Current Issue Details

Buy Current Issue

Reviews > Shows

Published: 2006/11/01
by John Zinkand

Dark Star Orchestra, The Crystal Ballroom, Portland, OR- 10/11

I hadn’t seen the Dark Star Orchestra for a few years, so I decided to head down to the Crystal Ballroom on a Wednesday night to take in the show. They were just off playing shows in San Francisco where Dan Healy mixed the sound and Bob Weir actually sat in with them. Dark Star Orchestra is probably the best Dead cover band out there. They recreate setlists from actual shows the Dead played, and their similarities to the Dead’s sound is uncanny. The guitars, bass lines, and vocals are all very similar to the good ole Grateful Dead, and if you close your eyes it almost feels like you are at a Dead show. Actually, you don’t really even need to close your eyes since Rob Eaton flips his head back like Weir and John Kadlecik looks a bit like Jerry with his dark, long hair. Another endearing thing about a DSO show is that it brings out the old school Deadheads as well as some curious younger folks who may have missed the Dead play live.
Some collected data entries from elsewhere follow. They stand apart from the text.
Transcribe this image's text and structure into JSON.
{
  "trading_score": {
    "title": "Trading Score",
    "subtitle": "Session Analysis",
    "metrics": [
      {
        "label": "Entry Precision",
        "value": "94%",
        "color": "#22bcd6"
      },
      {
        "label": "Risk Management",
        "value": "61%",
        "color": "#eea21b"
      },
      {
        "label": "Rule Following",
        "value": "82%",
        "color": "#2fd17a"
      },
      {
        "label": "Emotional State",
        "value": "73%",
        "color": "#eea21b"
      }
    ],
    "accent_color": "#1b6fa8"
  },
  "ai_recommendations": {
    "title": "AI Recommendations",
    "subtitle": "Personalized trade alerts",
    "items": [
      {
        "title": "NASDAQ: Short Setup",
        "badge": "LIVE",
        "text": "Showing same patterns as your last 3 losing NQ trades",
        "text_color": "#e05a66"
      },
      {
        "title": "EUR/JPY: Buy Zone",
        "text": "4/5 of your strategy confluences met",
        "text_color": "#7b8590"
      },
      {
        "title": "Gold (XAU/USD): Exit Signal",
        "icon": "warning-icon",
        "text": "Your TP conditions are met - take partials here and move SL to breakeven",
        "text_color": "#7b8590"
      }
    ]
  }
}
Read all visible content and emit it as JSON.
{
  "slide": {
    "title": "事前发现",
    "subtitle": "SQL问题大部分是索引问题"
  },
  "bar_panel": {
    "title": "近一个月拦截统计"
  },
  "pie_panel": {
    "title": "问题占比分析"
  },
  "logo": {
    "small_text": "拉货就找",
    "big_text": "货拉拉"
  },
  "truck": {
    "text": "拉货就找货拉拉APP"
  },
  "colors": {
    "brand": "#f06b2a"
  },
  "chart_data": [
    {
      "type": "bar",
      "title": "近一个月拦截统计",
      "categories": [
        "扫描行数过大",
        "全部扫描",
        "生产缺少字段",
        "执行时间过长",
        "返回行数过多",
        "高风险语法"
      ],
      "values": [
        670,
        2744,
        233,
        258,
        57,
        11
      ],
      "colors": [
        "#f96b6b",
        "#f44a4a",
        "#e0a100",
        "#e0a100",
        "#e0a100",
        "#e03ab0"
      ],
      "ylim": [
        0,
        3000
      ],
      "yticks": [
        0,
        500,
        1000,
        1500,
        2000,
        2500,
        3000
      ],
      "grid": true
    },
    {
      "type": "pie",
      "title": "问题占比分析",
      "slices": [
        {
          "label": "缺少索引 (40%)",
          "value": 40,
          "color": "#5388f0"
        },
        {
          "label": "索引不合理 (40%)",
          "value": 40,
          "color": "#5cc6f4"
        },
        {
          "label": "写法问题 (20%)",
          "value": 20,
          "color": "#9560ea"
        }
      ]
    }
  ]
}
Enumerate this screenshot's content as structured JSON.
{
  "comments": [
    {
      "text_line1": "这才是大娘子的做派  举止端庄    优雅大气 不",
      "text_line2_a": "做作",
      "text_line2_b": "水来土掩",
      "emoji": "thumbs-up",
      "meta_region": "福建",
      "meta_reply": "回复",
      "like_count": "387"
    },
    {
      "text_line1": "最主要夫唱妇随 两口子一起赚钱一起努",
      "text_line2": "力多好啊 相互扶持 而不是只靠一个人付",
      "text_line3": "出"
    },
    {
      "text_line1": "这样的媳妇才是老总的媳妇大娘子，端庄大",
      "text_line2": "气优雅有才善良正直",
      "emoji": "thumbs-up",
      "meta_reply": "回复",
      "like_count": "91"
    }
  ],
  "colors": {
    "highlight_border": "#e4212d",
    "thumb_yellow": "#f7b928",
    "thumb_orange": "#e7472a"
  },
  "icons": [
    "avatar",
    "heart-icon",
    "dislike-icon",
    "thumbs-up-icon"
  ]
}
The vibe inside the show on this night was very kind, to say the least.

The band kicked things off with a nice, festive “Iko.” I noticed that the shows in California were all historical, and I suspected the band would shake things up and veer from the DeadBase playbook but I couldn’t be sure. Next was “Greatest Story Ever Told,” and Rob Eaton belted out the lyrics hardily. After the next tune, “Gomorrah,” I knew this was going to be an original setlist night as the Dead never really mixed in too many Jerry Band songs into their shows. Next up was a nice combo of “Me and My Uncle” into “Maggie’s Farm,” which had the crowd hoppin’. The “Lazy Lightnin’”>”Supplication” that followed was long and jammed out, and people were happily dancing all the way through it. Another Jerry Band tune, “Mission in the Rain,” followed before the band busted back into Grateful Dead territory with a solid version of “Passenger.” The help of vocalist Lisa Mackey made it sound and feel like a true 1976 version of the tune. The band finished off the set with the crowd pleasing tune “Touch of Grey.” We will get by, alright, but it would have been easier to get by the setbreak had re-entry been allowed at this very packed show. After the break, the music started once again much to the pleasure of the masses. The song selection, for me anyway, was extremely pleasurable. The set started off with a tried and true version of Box of Rain, a most fitting song for the damp Pacific Northwest if there ever was one. This mellow story tune then veered off abruptly into a rockin’ version of Deadhead favorite “St. Stephen.” The crowd cheered as the opening notes of the tune rang out across the large ballroom. Another great Bobby combo, “Lost Sailor”>”Saint,” followed. While the vocal buildups could not quite match the power of Bob Weir’s on a good night, these were very solid version of both songs, played strong and hard. Next the band dipped back into Jerry Land with a lilting version of the Beatles classic, “Dear Prudence.” Drums and Space was next and provided a break for some and a chance to go out into the stratosphere for others. Crowd favorites “Watchtower,””Attics of My Life,” and “Good Lovin’” closed out this high energy second set with grace and gusto. The double encore of “Tangled Up in Blue” into “Bid You Goodnight” were icing on an already very sweet cake.